To address semantic loss, drift, and context decay in large language models (LLMs) during long-context understanding, this paper proposes an explicit structured long-term memory architecture. Methodologically, it introduces a novel memory unit integrating gated writing, attention-driven reading, and a learnable dynamic forgetting function, coupled with a multi-objective training framework that jointly optimizes task performance and memory policy. Crucially, the approach incurs no additional inference latency. Experiments demonstrate substantial improvements in long-text generation coherence, multi-turn dialogue stability, and cross-paragraph reasoning accuracy. The memory mechanism is empirically validated for its effectiveness in semantic persistence and precise retrieval, exhibiting strong generalization across diverse long-context tasks. This work establishes a new paradigm for modeling extended contextual dependencies in LLMs.

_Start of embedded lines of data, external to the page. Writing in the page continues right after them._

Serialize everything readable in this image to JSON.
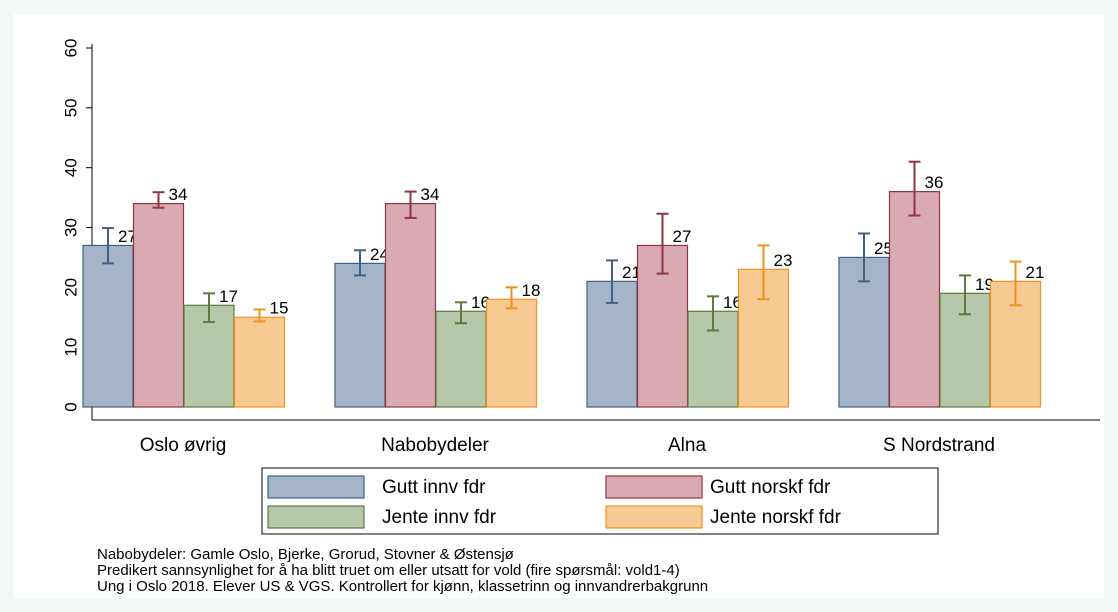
{
  "chart_data": {
    "type": "bar",
    "categories": [
      "Oslo øvrig",
      "Nabobydeler",
      "Alna",
      "S Nordstrand"
    ],
    "series": [
      {
        "name": "Gutt innv fdr",
        "color": "#a4b5c9",
        "edge": "#3f6187",
        "values": [
          27,
          24,
          21,
          25
        ],
        "ci_low": [
          24,
          22,
          17.4,
          21
        ],
        "ci_high": [
          29.9,
          26.2,
          24.5,
          29
        ]
      },
      {
        "name": "Gutt norskf fdr",
        "color": "#d9aab4",
        "edge": "#90353f",
        "values": [
          34,
          34,
          27,
          36
        ],
        "ci_low": [
          33.3,
          31.6,
          22.3,
          32
        ],
        "ci_high": [
          35.9,
          36,
          32.3,
          41
        ]
      },
      {
        "name": "Jente innv fdr",
        "color": "#b6c8a9",
        "edge": "#5b7b40",
        "values": [
          17,
          16,
          16,
          19
        ],
        "ci_low": [
          14.2,
          14,
          12.8,
          15.5
        ],
        "ci_high": [
          19,
          17.5,
          18.5,
          22
        ]
      },
      {
        "name": "Jente norskf fdr",
        "color": "#f7ca94",
        "edge": "#ef921d",
        "values": [
          15,
          18,
          23,
          21
        ],
        "ci_low": [
          14.3,
          16.5,
          18,
          17
        ],
        "ci_high": [
          16.3,
          20,
          27,
          24.3
        ]
      }
    ],
    "ylim": [
      0,
      60
    ],
    "yticks": [
      0,
      10,
      20,
      30,
      40,
      50,
      60
    ],
    "value_labels_shown": true,
    "notes": [
      "Nabobydeler: Gamle Oslo, Bjerke, Grorud, Stovner & Østensjø",
      "Predikert sannsynlighet for å ha blitt truet om eller utsatt for vold (fire spørsmål: vold1-4)",
      "Ung i Oslo 2018. Elever US & VGS. Kontrollert for kjønn, klassetrinn og innvandrerbakgrunn"
    ]
  }
}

This paper addresses the limitations of large language models in understanding long-term context. It proposes a model architecture equipped with a long-term memory mechanism to improve the retention and retrieval of semantic information across paragraphs and dialogue turns. The model integrates explicit memory units, gated writing mechanisms, and attention-based reading modules. A forgetting function is introduced to enable dynamic updates of memory content, enhancing the model's ability to manage historical information. To further improve the effectiveness of memory operations, the study designs a joint training objective. This combines the main task loss with constraints on memory writing and forgetting. It guides the model to learn better memory strategies during task execution. Systematic evaluation across multiple subtasks shows that the model achieves clear advantages in text generation consistency, stability in multi-turn question answering, and accuracy in cross-context reasoning. In particular, the model demonstrates strong semantic retention and contextual coherence in long-text tasks and complex question answering scenarios. It effectively mitigates the context loss and semantic drift problems commonly faced by traditional language models when handling long-term dependencies. The experiments also include analysis of different memory structures, capacity sizes, and control strategies. These results further confirm the critical role of memory mechanisms in language understanding. They demonstrate the feasibility and effectiveness of the proposed approach in both architectural design and performance outcomes.